Niger Inter Magazine : En Août dernier, les trois leaders des Agences de Rome à savoir la FAO, le PAM et le FIDA ont effectué une visite conjointe à Niamey. Quelle signification donnez-vous à cette grande rencontre autour du président Issoufou ?
Kalla Ankourao : Les leaders des trois agences des nations unies ont réaffirmé sans détour, dans leur intervention à l’issue de leur séjour au Niger, toute la confiance qu’ils placent en la gouvernance du Niger et leur conviction que, de part le sérieux et la vision du président Issoufou Mahamadou, notre pays est tout indiqué pour servir de modèle à leur démarche commune tendant à consacrer des investissements conséquents pour éradiquer durablement la précarité dans le domaine de la sécurité alimentaire. Peuvent- ils choisir le Niger sans être convaincus de l’excellence de sa gouvernance ? Je ne le crois pas. Personnellement, c’est la seule signification que je donne à cette rencontre.

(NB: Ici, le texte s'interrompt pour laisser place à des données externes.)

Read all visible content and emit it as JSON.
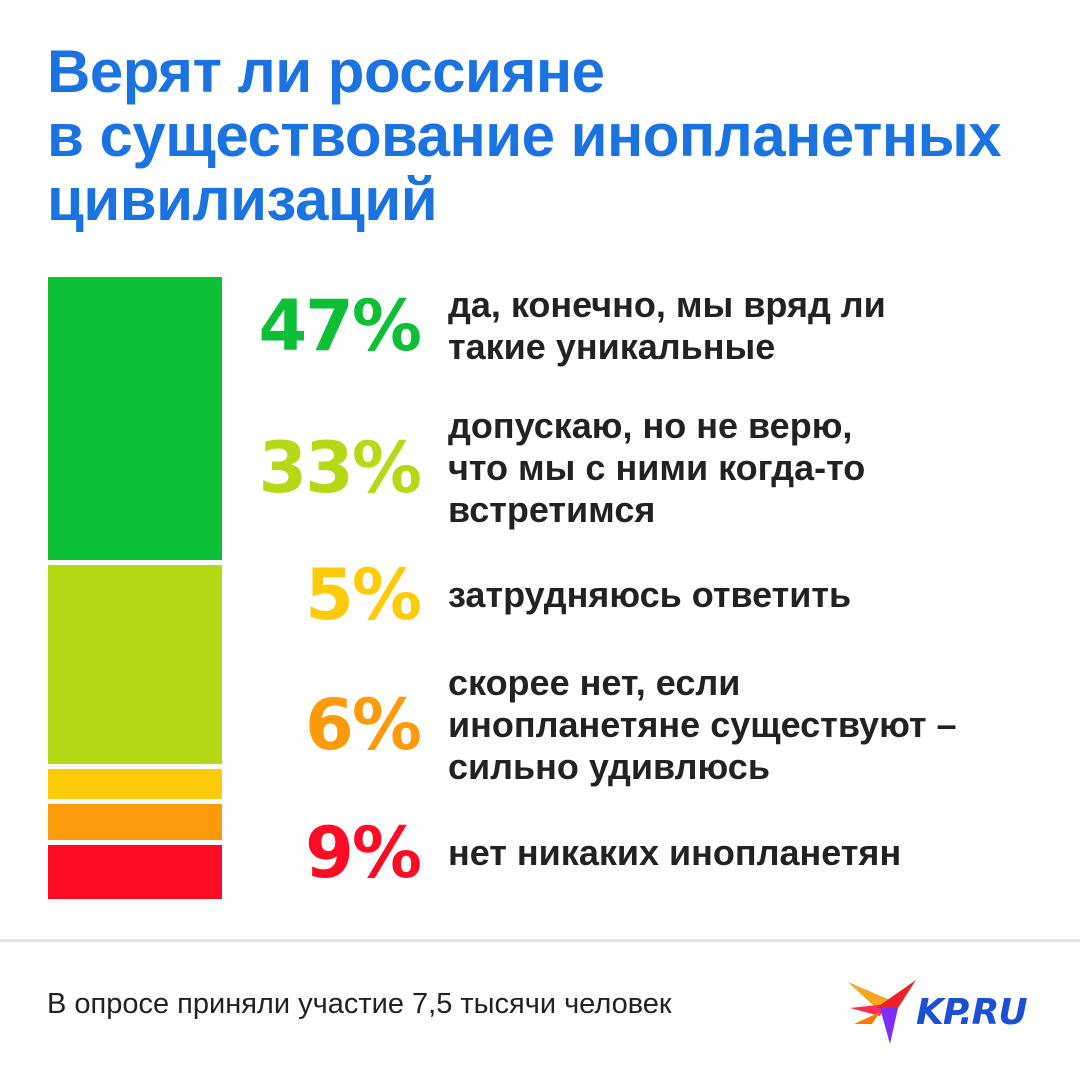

Niger Inter Magazine : L’autre grand rendez-vous diplomatique pour le Niger c’est incontestablement la tenue de l’UA-Niger 2019. Quelle est votre message particulier sur ce grand événement pour notre pays ?
Kalla Ankourao : Le Niger a eu l’insigne honneur d’être désigné pour abriter le 33ème sommet de l’UA en juillet 2019 avec comme principal point à l’ordre du jour le lancement de la zone de libre échange continentale africaine (ZLECAf). C’est un évènement inédit pour notre pays. Le message particulier du ministre des affaires étrangères du Niger que je suis est que tout le pays se mobilise pour réussir ce rendez-vous et engranger les dividendes découlant habituellement des grands évènements.
Niger Inter Magazine : Quel est votre dernier mot ?
Kalla Ankourao : Le Niger est sans conteste un poids lourd en Afrique de l’ouest et dans la bande sahélienne. Il bénéficie de par le monde d’une crédibilité grandissante. Il faut que nous sachions en profiter et pour cela nous ne devons avoir aucune divergence quand il s’agit de grandes questions nationales, notamment les questions sécuritaires, diplomatiques ou électorales entre autres. Nous sommes bien placés pour le dire, car ça a été notre comportement pendant les 20 ans d’opposition que nous avons vécus. Il n’est pas inutile de rappeler que tout progrès enregistré par notre pays profite à toute la population nigérienne. Cette vérité doit nous convaincre tous qu’il faut savoir raison garder.